The Pittsburgh Steelers have, by and large, been on an upward swing over the course of the past two and a half seasons after they missed the playoffs for two straight seasons, and failed to win a postseason game in four straight years.

Last season saw them gain that elusive playoff victory, though they came up short with about three minutes left in the Divisional round a week later. Their offense took off, and their defense improved, showing playmaking ability and opportunism.

But there are still a lot of unanswered questions facing the team as we crack into free agency territory. As an exercise, we like to take a stab at some of those questions, presenting arguments for the pros and cons of each side of the coin. This is the pessimist’s take on the following question.

Question: Should free agent tight end/fullback Will Johnson still be in the Steelers’ plans?
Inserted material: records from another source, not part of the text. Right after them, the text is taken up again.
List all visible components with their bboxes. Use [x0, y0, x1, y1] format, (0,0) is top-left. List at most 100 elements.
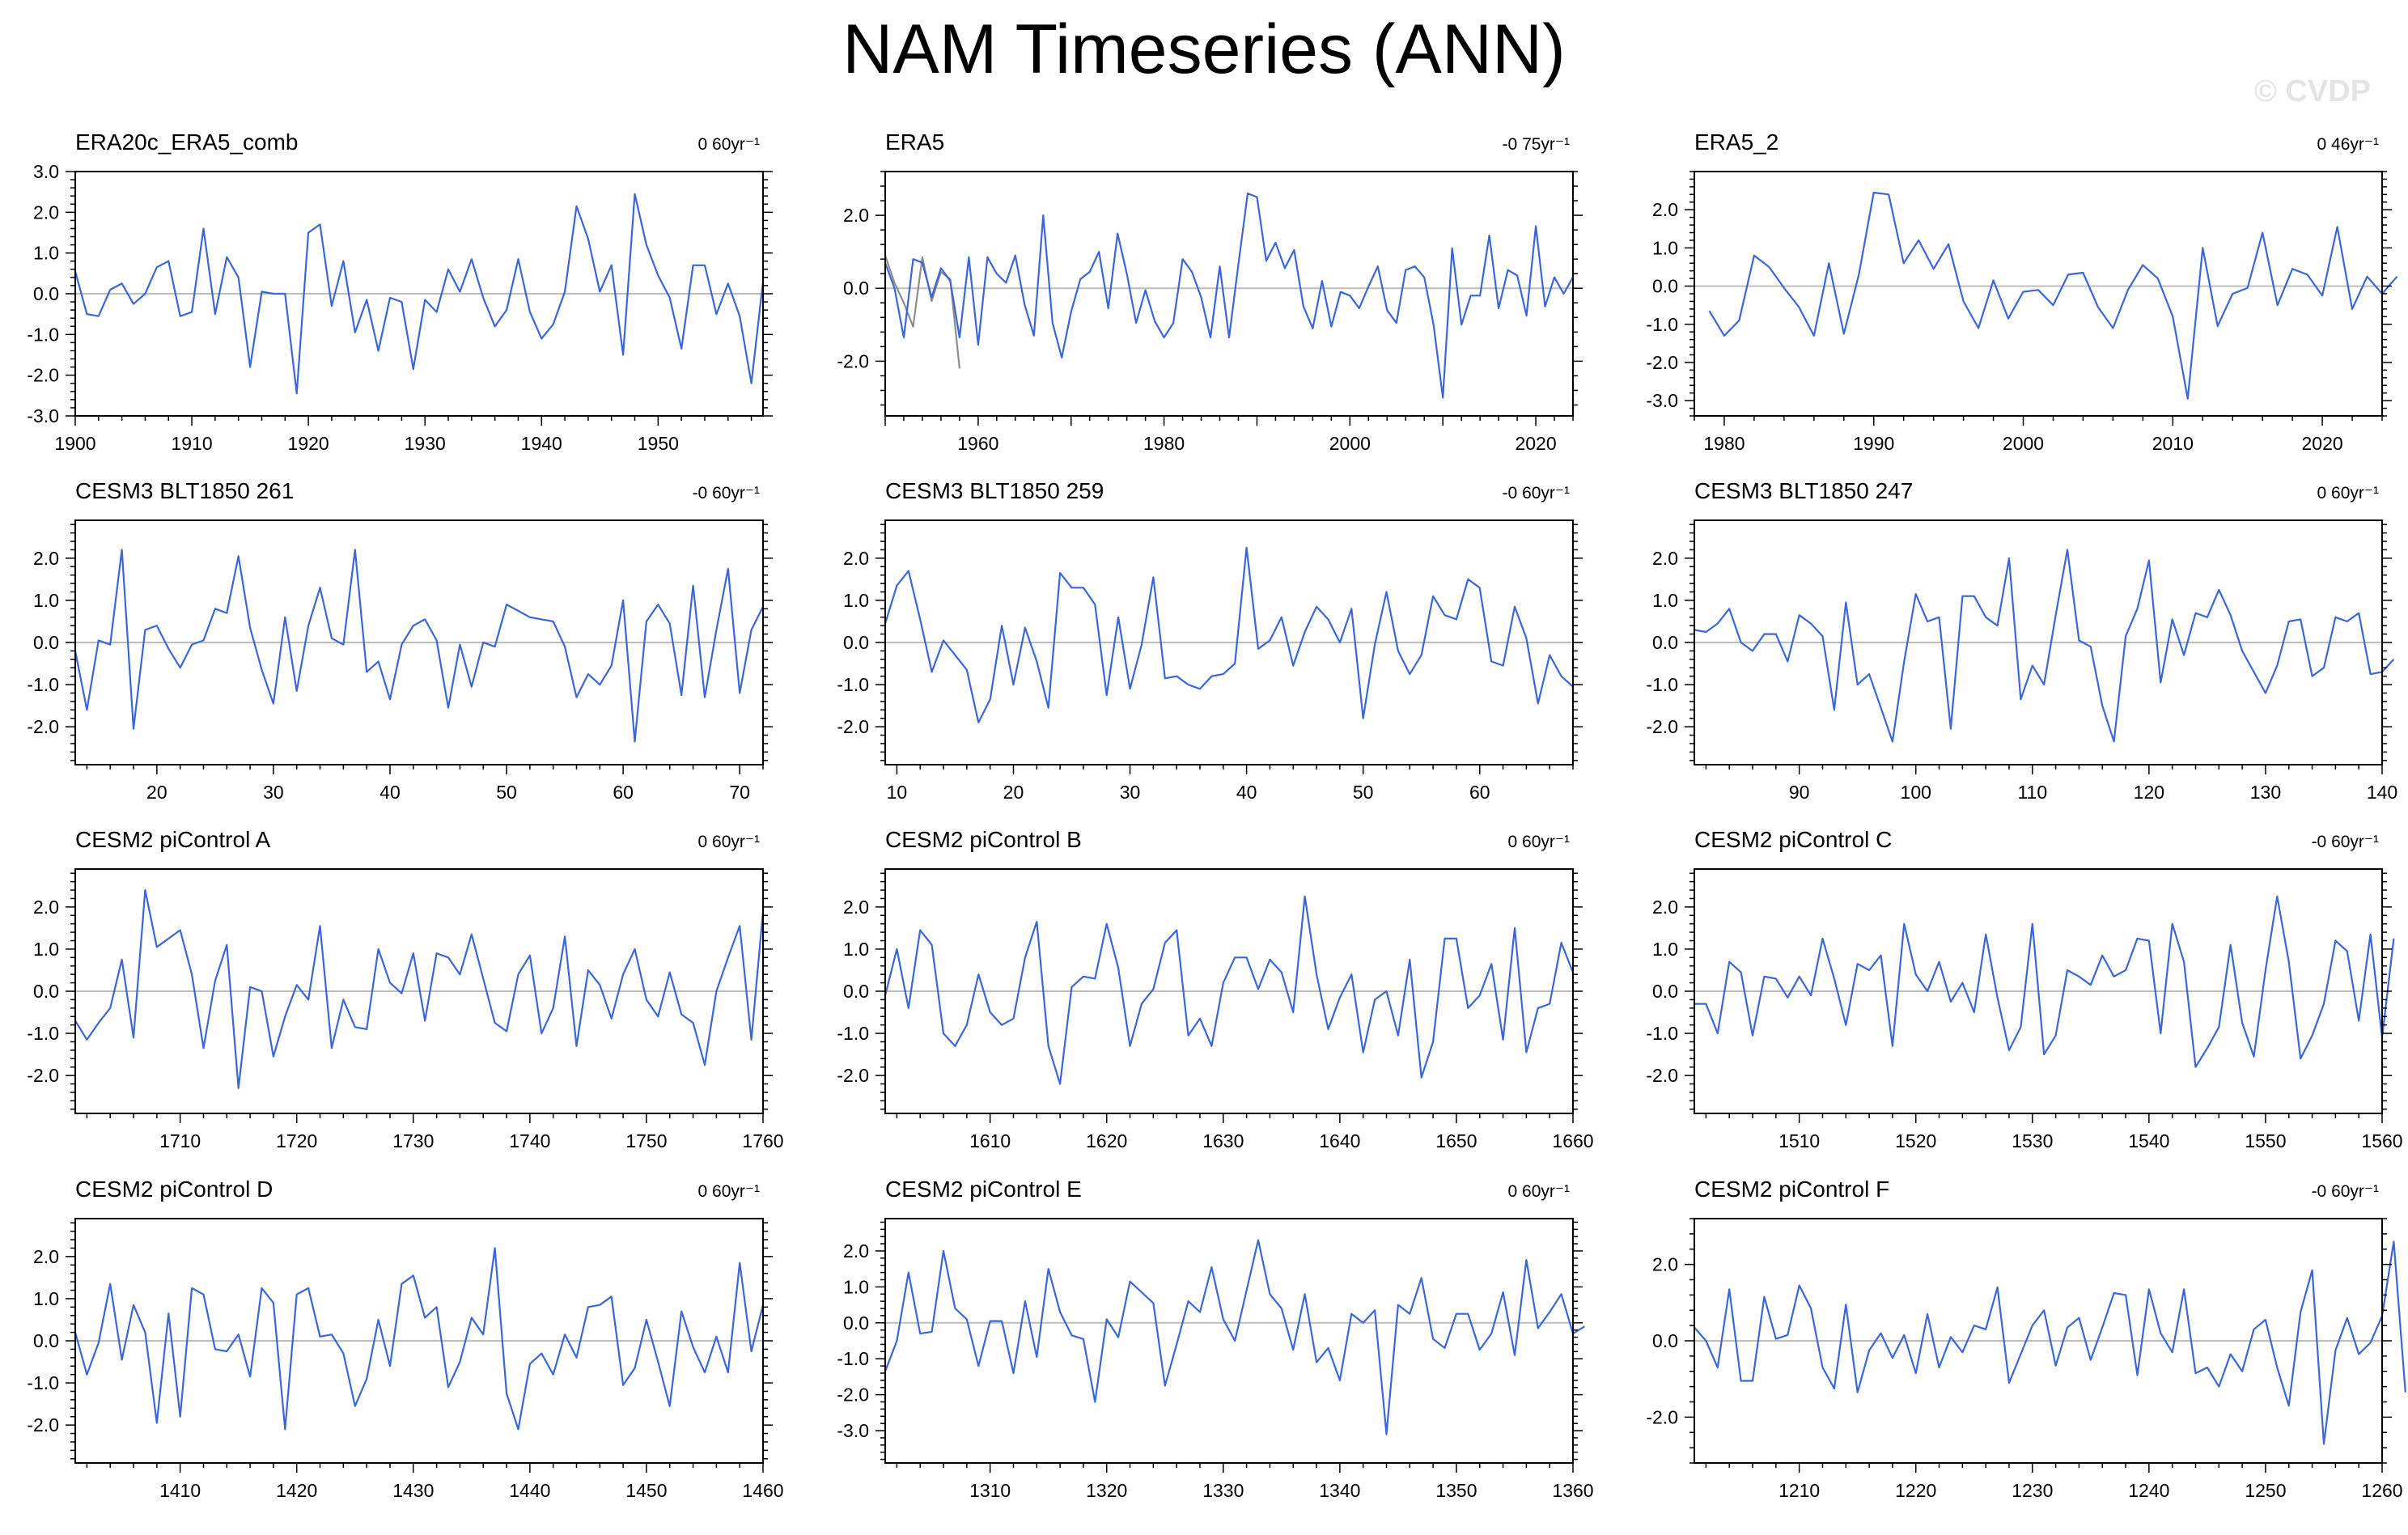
trend-label: -0 60yr⁻¹ [2312, 1182, 2379, 1201]
y-tick-label: -2.0 [27, 716, 59, 737]
watermark-text: © CVDP [2253, 74, 2371, 108]
x-tick-label: 2010 [2152, 433, 2194, 454]
x-tick-label: 1210 [1778, 1480, 1820, 1501]
trend-label: 0 60yr⁻¹ [2317, 484, 2379, 502]
x-tick-label: 70 [729, 782, 750, 803]
y-tick-label: -2.0 [27, 1414, 59, 1435]
plot-frame [884, 1218, 1574, 1464]
x-tick-label: 1310 [969, 1480, 1011, 1501]
panel-title: ERA20c_ERA5_comb [75, 129, 298, 155]
y-tick-label: 0.0 [843, 1312, 869, 1334]
x-tick-label: 10 [887, 782, 908, 803]
x-tick-label: 1320 [1086, 1480, 1127, 1501]
trend-label: 0 60yr⁻¹ [698, 135, 760, 154]
panel-6: CESM3 BLT1850 247 0 60yr⁻¹ -2.0 -1.0 0.0 1.0 2… [1646, 478, 2397, 803]
x-tick-label: 110 [2017, 782, 2047, 803]
y-tick-label: 1.0 [1652, 237, 1678, 258]
trend-label: -0 60yr⁻¹ [2312, 833, 2379, 851]
x-tick-label: 1950 [638, 433, 679, 454]
y-tick-label: 2.0 [843, 548, 869, 569]
x-tick-label: 30 [1120, 782, 1141, 803]
y-tick-label: 0.0 [1652, 1330, 1678, 1351]
y-tick-label: -3.0 [1646, 390, 1678, 411]
y-tick-label: 2.0 [33, 1246, 59, 1267]
y-tick-label: 0.0 [1652, 632, 1678, 653]
panel-7: CESM2 piControl A 0 60yr⁻¹ -2.0 -1.0 0.0 1.0 2… [27, 827, 783, 1151]
panel-4: CESM3 BLT1850 261 -0 60yr⁻¹ -2.0 -1.0 0.0 1.0… [27, 478, 773, 803]
y-tick-label: -1.0 [1646, 1023, 1678, 1044]
y-tick-label: -2.0 [837, 716, 869, 737]
y-tick-label: -2.0 [837, 1065, 869, 1086]
x-tick-label: 1990 [1853, 433, 1894, 454]
y-tick-label: 2.0 [1652, 1254, 1678, 1275]
x-tick-label: 1360 [1552, 1480, 1593, 1501]
x-tick-label: 1710 [159, 1130, 201, 1151]
panel-title: CESM3 BLT1850 261 [75, 478, 294, 503]
x-tick-label: 1510 [1778, 1130, 1820, 1151]
panel-title: ERA5_2 [1694, 129, 1778, 155]
trend-label: 0 60yr⁻¹ [1508, 1182, 1570, 1201]
y-tick-label: 0.0 [33, 632, 59, 653]
y-tick-label: -2.0 [27, 1065, 59, 1086]
panel-title: CESM2 piControl A [75, 827, 271, 852]
x-tick-label: 1520 [1895, 1130, 1936, 1151]
x-tick-label: 1330 [1202, 1480, 1244, 1501]
series-line-1 [884, 1239, 1585, 1435]
x-tick-label: 2020 [2302, 433, 2343, 454]
y-tick-label: 0.0 [843, 278, 869, 299]
plot-frame [1694, 171, 2383, 417]
series-line-2 [884, 192, 1574, 399]
y-tick-label: 1.0 [843, 939, 869, 960]
y-tick-label: -2.0 [837, 1384, 869, 1406]
x-tick-label: 1740 [509, 1130, 550, 1151]
x-tick-label: 1430 [392, 1480, 434, 1501]
x-tick-label: 1910 [171, 433, 212, 454]
y-tick-label: 1.0 [33, 939, 59, 960]
y-tick-label: -1.0 [27, 1372, 59, 1393]
trend-label: -0 60yr⁻¹ [693, 484, 760, 502]
trend-label: -0 60yr⁻¹ [1503, 484, 1570, 502]
y-tick-label: 1.0 [1652, 939, 1678, 960]
y-tick-label: 2.0 [843, 1240, 869, 1261]
series-line-1 [74, 549, 764, 743]
x-tick-label: 1960 [957, 433, 998, 454]
y-tick-label: -3.0 [27, 405, 59, 426]
y-tick-label: 1.0 [1652, 590, 1678, 611]
y-tick-label: 1.0 [843, 1276, 869, 1297]
y-tick-label: 2.0 [33, 548, 59, 569]
series-line-1 [74, 193, 765, 395]
panel-2: ERA5 -0 75yr⁻¹ -2.0 0.0 2.0 1960 1980 2000 2020 [837, 129, 1583, 454]
y-tick-label: 2.0 [1652, 548, 1678, 569]
x-tick-label: 1920 [288, 433, 329, 454]
x-tick-label: 1550 [2245, 1130, 2286, 1151]
y-tick-label: 2.0 [33, 201, 59, 223]
panel-10: CESM2 piControl D 0 60yr⁻¹ -2.0 -1.0 0.0 1.0 2… [27, 1177, 783, 1501]
y-tick-label: -2.0 [1646, 352, 1678, 373]
x-tick-label: 1650 [1435, 1130, 1477, 1151]
x-tick-label: 1750 [625, 1130, 667, 1151]
trend-label: 0 60yr⁻¹ [1508, 833, 1570, 851]
y-tick-label: -2.0 [837, 350, 869, 371]
panel-title: CESM2 piControl F [1694, 1177, 1889, 1202]
panel-8: CESM2 piControl B 0 60yr⁻¹ -2.0 -1.0 0.0 1.0 2… [837, 827, 1593, 1151]
x-tick-label: 1240 [2128, 1480, 2169, 1501]
y-tick-label: 0.0 [33, 1330, 59, 1351]
x-tick-label: 1420 [276, 1480, 317, 1501]
panel-11: CESM2 piControl E 0 60yr⁻¹ -3.0 -2.0 -1.0 0.0… [837, 1177, 1593, 1501]
series-line-1 [1694, 895, 2395, 1068]
y-tick-label: 1.0 [843, 590, 869, 611]
x-tick-label: 40 [1236, 782, 1257, 803]
x-tick-label: 30 [263, 782, 284, 803]
panel-3: ERA5_2 0 46yr⁻¹ -3.0 -2.0 -1.0 0.0 1.0 2.0 1980 1… [1646, 129, 2398, 454]
x-tick-label: 1640 [1319, 1130, 1360, 1151]
y-tick-label: -1.0 [1646, 314, 1678, 335]
x-tick-label: 2000 [1329, 433, 1371, 454]
panel-title: CESM3 BLT1850 259 [885, 478, 1104, 503]
x-tick-label: 50 [1353, 782, 1374, 803]
panel-1: ERA20c_ERA5_comb 0 60yr⁻¹ -3.0 -2.0 -1.0 0.0 1… [27, 129, 773, 454]
panel-title: CESM2 piControl D [75, 1177, 273, 1202]
panel-title: CESM2 piControl C [1694, 827, 1892, 852]
x-tick-label: 1350 [1435, 1480, 1477, 1501]
panel-title: ERA5 [885, 129, 944, 155]
x-tick-label: 1460 [742, 1480, 783, 1501]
The Pittsburgh Steelers were the first team to look Will Johnson’s say after he went not only undrafted, but unsigned during the league’s 2011 lockout season. The WVU product returned to his alma mater in 2012 to attend their Pro Day and drew the team’s attention, quickly signing him.

Since that time, however, it is undeniable that his role has only become less and less significant with each passing season, with his greatest impact for the Steelers actually coming during his rookie season—outside of a couple of head-scratching goal line carries in the season opener in 2015.

Even with the retirement of Heath Miller, one cannot say that the Steelers are hurting in his area of interest, as they have Matt Spaeth and Jesse James as blocking tight ends, with the latter a potential emerging receiving threat, and they also added pass-catching tight end Ladarius Green to the equation. In the pipeline already is practice squad tight end Xavier Grimble.

Equally significant was the emergence last season of fullback Roosevelt Nix, who basically forced the Steelers to actually use a true, traditional fullback. The 5’11”, 250-pound ball of aggression can root defenders out of a hole with a good head of steam in a way that no lead blocker has since Dan Kreider, even if he is in many ways still growing into his role.

All of this development around him somewhat left Johnson out in the cold last season, and he really did not see many snaps at all, especially in the second half of the season when James began to receive playing time.

The Steelers have expressed interest in possibly re-signing Johnson at some point, but for now, he is on the open market for anybody who is interested, and they likely would not put up any fight if another team wishes to sign him.

His biggest loss will be his special teams role, but even that role was, at least it seemed, beginning to be phased out toward the end of the year. Nix ended up playing more snaps on special teams than did Johnson. The bottom line is that it will probably come down to a numbers game, and they may not be able to afford to carry an extra tight end/fullback body on the roster this year.